14 Asia-Pacific Countries execute more people than the rest of the world combined

Editorial, Globe and Mail, December 27,2011
The death penalty combined with unfair trials is a hallmark of the justice system in far too many countries in the Asia-Pacific region, with 14 countries executing more people than all the rest of the world combined.

Those 14 countries – including China, Pakistan, India and Japan – cover 95 per cent of the region’s population, though just a minority of the 41 countries. (India hasn’t executed anyone since 2004, but nearly 400 people are believed to be on death row.)
A report from an anti-death-penalty group in Asia makes for bleak reading. Forced confessions are a regular feature of death-penalty cases in Afghanistan, China, Japan, India and Indonesia, says the Anti-Death Penalty Asia Network, which formed in 2006, with civil-society members in 23 countries. A confession may produce a conviction and a death sentence even in the absence of other evidence. Access to lawyers is spotty and in some countries it is not even possible to appeal a death sentence or conviction.
The positive news is that, while the number of abolitionist countries, at 17, is small, another nine countries have not executed anyone for at least a decade, joining an international trend against the death penalty. Singapore, once the world’s per-capita leader in executions, did not execute anyone in 2010, and just 14 in the previous three years, according to government figures. But two countries, Thailand and Taiwan, have gone back on their stated goals of abolition.
The death penalty is barbaric at the best of times; but when it is applied in an unfair justice system in which the right to counsel barely exists, in which the judiciary is not independent from government, in which torture is rife, the innocent are at high risk of being put to death. It is a stain on any country in which it exists, and on the region as a whole.
Clearly the United Nations needs to study and make public the information it uncovers on this file.
Death penalties, for forced confessions or not, help to create a culture in which human life and human dignity, and the potential for rehabilitation, and thereby redemption, are less than significant values in a national culture.
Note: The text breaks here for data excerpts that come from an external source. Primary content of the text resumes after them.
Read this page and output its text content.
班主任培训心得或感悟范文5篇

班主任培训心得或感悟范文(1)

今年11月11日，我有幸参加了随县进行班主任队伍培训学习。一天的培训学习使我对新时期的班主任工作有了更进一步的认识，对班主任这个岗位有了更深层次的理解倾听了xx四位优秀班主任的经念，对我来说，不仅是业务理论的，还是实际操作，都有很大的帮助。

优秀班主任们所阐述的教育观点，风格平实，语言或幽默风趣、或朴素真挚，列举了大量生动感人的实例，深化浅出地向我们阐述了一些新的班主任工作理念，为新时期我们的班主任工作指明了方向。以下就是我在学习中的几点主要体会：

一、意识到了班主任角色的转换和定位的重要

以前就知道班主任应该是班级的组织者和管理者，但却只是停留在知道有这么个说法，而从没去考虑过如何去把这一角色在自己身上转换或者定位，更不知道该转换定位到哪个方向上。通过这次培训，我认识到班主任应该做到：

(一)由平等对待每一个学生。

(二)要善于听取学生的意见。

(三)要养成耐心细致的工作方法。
  • It is not only the risk of falsely accused being executed;
  • It is not only the demonstrable failures of both commission and of ommission by the justice systems that administer the criminal code;
  • It is even more importantly a signal of the abuse of power by the state through the execution of select criminals, and
  • It is also the inescapable fact that the death penalty does not deter others from murder and
  • It is also the demonstrable fact that the way we treat the most "abject" of our citizens is an index of the kind of culture we choose to create and to live in...
All of these, and more, support the elimination of the death penalty in all countries is all regions of the world.
Recently, I was involved in a conversation with another North American male, white, retired and quite articulate. The conversation, at the moment in question, revolved around the federal government's omnibus crime bill and the need for the provinces to absorb the increased costs, without having so much as a single opportunity for legitimate imput into the decision.
The colleague, surprisingly, wanted me to be aware of the following piece of information, that seemed to govern his perception of the issue:
"Well, everyone knows it is true that approximately 1-2% of the population is criminal, and deserves to  be in prison; so what's the problem?"
I was so stunned with the observation that I was unable, and ill-equipped to respond. Such a reduction of the human source of criminality to a base of 1-2% of the total population was so ridiculous and so preposterous as to be laughable, if it were not so naive and unworthy of rebuttal.
Criminality, as most responsible research demonstrates, is a potential of most human beings. The conditions and the circumstances and the right moment of passion, loss of control, jealousy, or whatever human motivation, whether conscious or unconscious, have to align themselves in order to result in a criminal event, including murder.
And to seek to achieve the abolishing of the death penalty in all countries is not the same as being "soft on crime" as is the charge against most liberals by most conservatives who favour the death penalty.
However, if 14 countries execute more people than the rest of the world combined, that group of countries merits the spotlight of "a thumbs down" for their negative achievement in this field. We can be quite confident that some countries like Russia and Iran, for example, are unlikely ever to abandon the death penalty. We can, however, continue to work with others, in a collaborative effort, to convince other countries still ensnared in the practice, to consider the positive implications of its abandonment.And the sooner, the better.
Fear of rising crime rates, not a statistically justified reason to retain the death penalty, can no longer be accepted as a state's motivation for retention.